Sergio Perez says his return with Cadillac has already convinced him that his difficult final spell at Red Bull was about circumstance, not fading ability, and that he remains “one of the best out there.”

Speaking in Monaco ahead of the Grand Prix, Perez said the contrast between his current level and the way his final Red Bull months were perceived has restored the confidence he lost during that period. “When you look at my last six months of Red Bull, you wouldn't think that I'm one of the best out there,” he said. But Perez argued that “when you understand the circumstances” and look at “the level of performance that I'm putting with my team,” “you realise that I'm one of the best out there.”
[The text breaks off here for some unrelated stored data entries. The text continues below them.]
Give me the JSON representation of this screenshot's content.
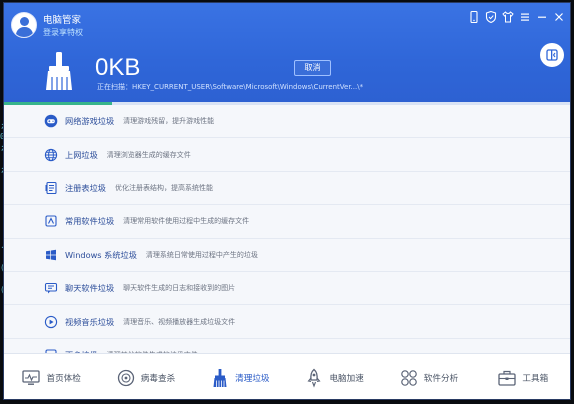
{
  "header": {
    "app_title": "电脑管家",
    "login_link": "登录享特权",
    "scan_size": "0KB",
    "scan_status": "正在扫描：HKEY_CURRENT_USER\\Software\\Microsoft\\Windows\\CurrentVer...\\*",
    "cancel_label": "取消",
    "progress_fraction": 0.19
  },
  "window_controls": [
    "phone-icon",
    "shield-icon",
    "shirt-icon",
    "menu-icon",
    "minimize-icon",
    "close-icon"
  ],
  "categories": [
    {
      "name": "网络游戏垃圾",
      "desc": "清理游戏残留，提升游戏性能",
      "icon": "gamepad-icon"
    },
    {
      "name": "上网垃圾",
      "desc": "清理浏览器生成的缓存文件",
      "icon": "globe-icon"
    },
    {
      "name": "注册表垃圾",
      "desc": "优化注册表结构，提高系统性能",
      "icon": "registry-icon"
    },
    {
      "name": "常用软件垃圾",
      "desc": "清理常用软件使用过程中生成的缓存文件",
      "icon": "software-icon"
    },
    {
      "name": "Windows 系统垃圾",
      "desc": "清理系统日常使用过程中产生的垃圾",
      "icon": "windows-icon"
    },
    {
      "name": "聊天软件垃圾",
      "desc": "聊天软件生成的日志和接收到的图片",
      "icon": "chat-icon"
    },
    {
      "name": "视频音乐垃圾",
      "desc": "清理音乐、视频播放器生成垃圾文件",
      "icon": "play-icon"
    },
    {
      "name": "更多垃圾",
      "desc": "清理其他软件生成的垃圾文件",
      "icon": "more-icon"
    }
  ],
  "nav": [
    {
      "label": "首页体检",
      "icon": "monitor-icon"
    },
    {
      "label": "病毒查杀",
      "icon": "shield-scan-icon"
    },
    {
      "label": "清理垃圾",
      "icon": "broom-icon",
      "active": true
    },
    {
      "label": "电脑加速",
      "icon": "rocket-icon"
    },
    {
      "label": "软件分析",
      "icon": "gear-grid-icon"
    },
    {
      "label": "工具箱",
      "icon": "toolbox-icon"
    }
  ],
  "colors": {
    "header_blue": "#2f66d8",
    "progress_green": "#37b48c",
    "accent_text": "#2a5bc7"
  }
}
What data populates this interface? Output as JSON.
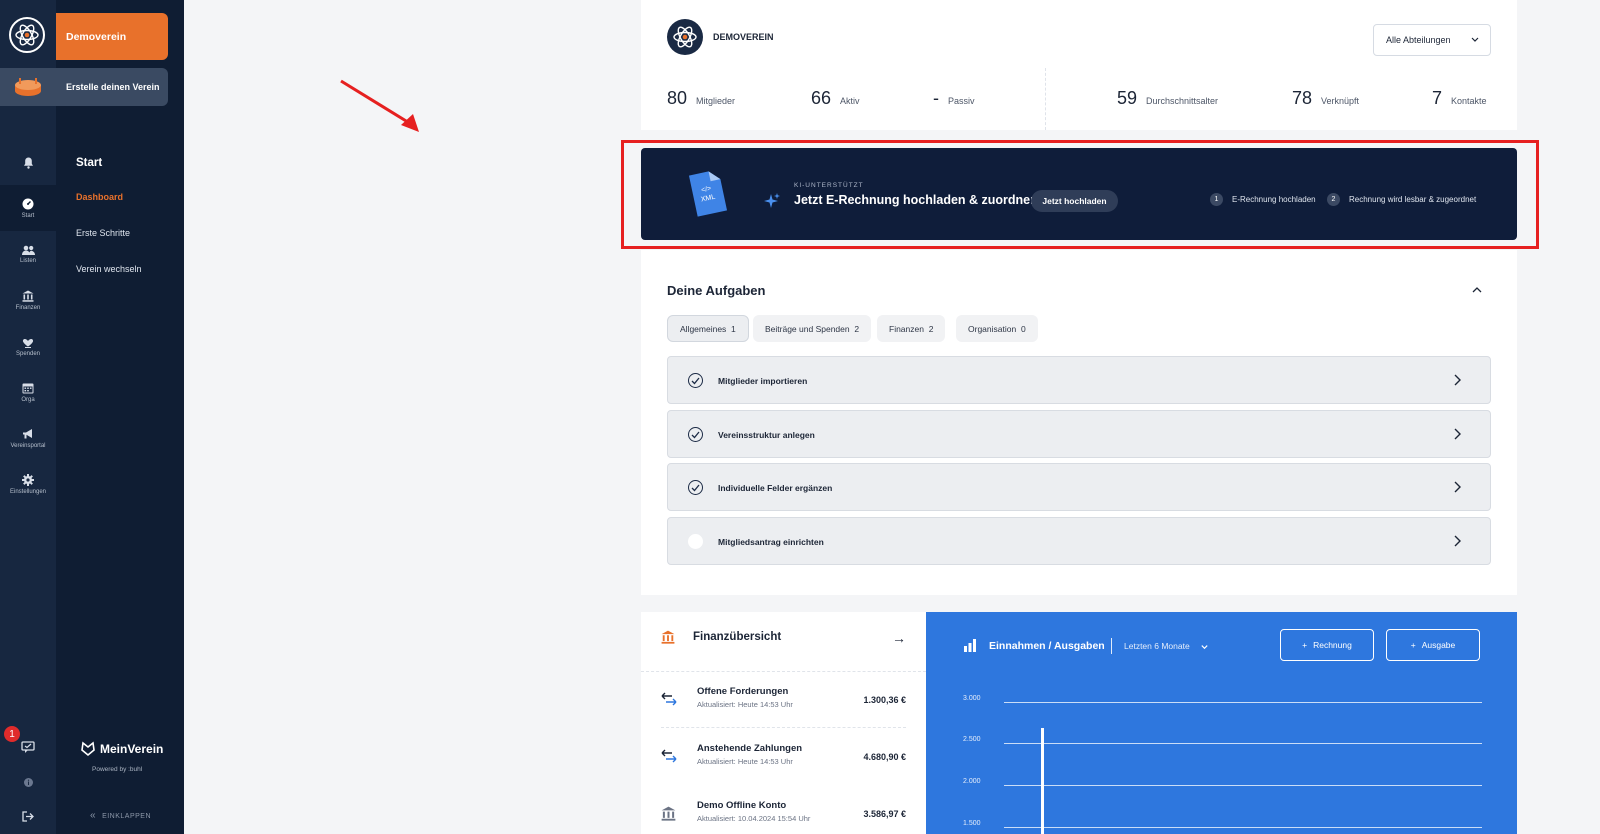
{
  "sidebar": {
    "club_name": "Demoverein",
    "create_club": "Erstelle deinen Verein",
    "section_title": "Start",
    "links": [
      "Dashboard",
      "Erste Schritte",
      "Verein wechseln"
    ],
    "brand": "MeinVerein",
    "powered_by": "Powered by :buhl",
    "collapse_label": "EINKLAPPEN"
  },
  "rail": {
    "items": [
      {
        "label": "Start",
        "icon": "speedometer-icon"
      },
      {
        "label": "Listen",
        "icon": "people-icon"
      },
      {
        "label": "Finanzen",
        "icon": "bank-icon"
      },
      {
        "label": "Spenden",
        "icon": "donate-icon"
      },
      {
        "label": "Orga",
        "icon": "calendar-icon"
      },
      {
        "label": "Vereinsportal",
        "icon": "megaphone-icon"
      },
      {
        "label": "Einstellungen",
        "icon": "gear-icon"
      }
    ],
    "notification_count": "1"
  },
  "header": {
    "org_name": "DEMOVEREIN",
    "department_select": "Alle Abteilungen"
  },
  "stats": [
    {
      "value": "80",
      "label": "Mitglieder"
    },
    {
      "value": "66",
      "label": "Aktiv"
    },
    {
      "value": "-",
      "label": "Passiv"
    },
    {
      "value": "59",
      "label": "Durchschnittsalter"
    },
    {
      "value": "78",
      "label": "Verknüpft"
    },
    {
      "value": "7",
      "label": "Kontakte"
    }
  ],
  "banner": {
    "eyebrow": "KI-UNTERSTÜTZT",
    "title": "Jetzt E-Rechnung hochladen & zuordnen",
    "button": "Jetzt hochladen",
    "steps": [
      {
        "num": "1",
        "label": "E-Rechnung hochladen"
      },
      {
        "num": "2",
        "label": "Rechnung wird lesbar & zugeordnet"
      }
    ],
    "file_label": "XML",
    "highlight_color": "#e62020"
  },
  "tasks": {
    "title": "Deine Aufgaben",
    "filters": [
      {
        "label": "Allgemeines",
        "count": "1"
      },
      {
        "label": "Beiträge und Spenden",
        "count": "2"
      },
      {
        "label": "Finanzen",
        "count": "2"
      },
      {
        "label": "Organisation",
        "count": "0"
      }
    ],
    "items": [
      {
        "label": "Mitglieder importieren",
        "done": true
      },
      {
        "label": "Vereinsstruktur anlegen",
        "done": true
      },
      {
        "label": "Individuelle Felder ergänzen",
        "done": true
      },
      {
        "label": "Mitgliedsantrag einrichten",
        "done": false
      }
    ]
  },
  "finance": {
    "title": "Finanzübersicht",
    "rows": [
      {
        "title": "Offene Forderungen",
        "sub": "Aktualisiert: Heute 14:53 Uhr",
        "value": "1.300,36 €"
      },
      {
        "title": "Anstehende Zahlungen",
        "sub": "Aktualisiert: Heute 14:53 Uhr",
        "value": "4.680,90 €"
      },
      {
        "title": "Demo Offline Konto",
        "sub": "Aktualisiert: 10.04.2024 15:54 Uhr",
        "value": "3.586,97 €"
      }
    ]
  },
  "chart": {
    "title": "Einnahmen / Ausgaben",
    "range": "Letzten 6 Monate",
    "btn_invoice": "Rechnung",
    "btn_expense": "Ausgabe",
    "y_ticks": [
      "3.000",
      "2.500",
      "2.000",
      "1.500"
    ]
  },
  "colors": {
    "accent": "#e8712b",
    "nav_dark": "#0f1d33",
    "chart_blue": "#2e77de"
  }
}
For Perez, the biggest shift has been mental. He said his struggles late in his Red Bull stint damaged his self-belief and pushed him into doubting himself as a driver. “It kind of hurts you on the confidence side,” he said, adding that difficult runs can leave a driver thinking, “maybe I'm the problem.” He described his early Cadillac races as “a great boost of confidence” and said proving his level to himself mattered more than changing outside opinion.

Perez pointed to his immediate speed when he got back in a car as the moment that sharpened that conclusion. After a Ferrari one-off outing, he said he was “up to speed within 10 laps after not driving anything,” which made him think “it must be the circumstances I was seeing.”

He said Cadillac’s last “three, four races” have reinforced that feeling. Looking at his level in “qualifying, race, race pace,” Perez said “the speed has been always there,” even if Cadillac is still far from a package that can regularly fight for points. In his view, that matters because drivers can be judged harshly when they are dealing with too many variables they cannot control, creating what he called a false impression that their talent has disappeared.

Perez stopped short of directly turning that into an attack on Red Bull, but he did little to hide the implication. When reporters suggested his remarks about drivers doubting themselves under difficult circumstances applied to Red Bull drivers, Perez smiled and replied, “Exactly,” before ending the exchange with: “Let's jump this one.”

That leaves Monaco with a clear message from Perez: his comeback has not changed his opinion of his talent, but it has restored the confidence he felt slipping away, and in a still-limited Cadillac that is the most important proof he could have found.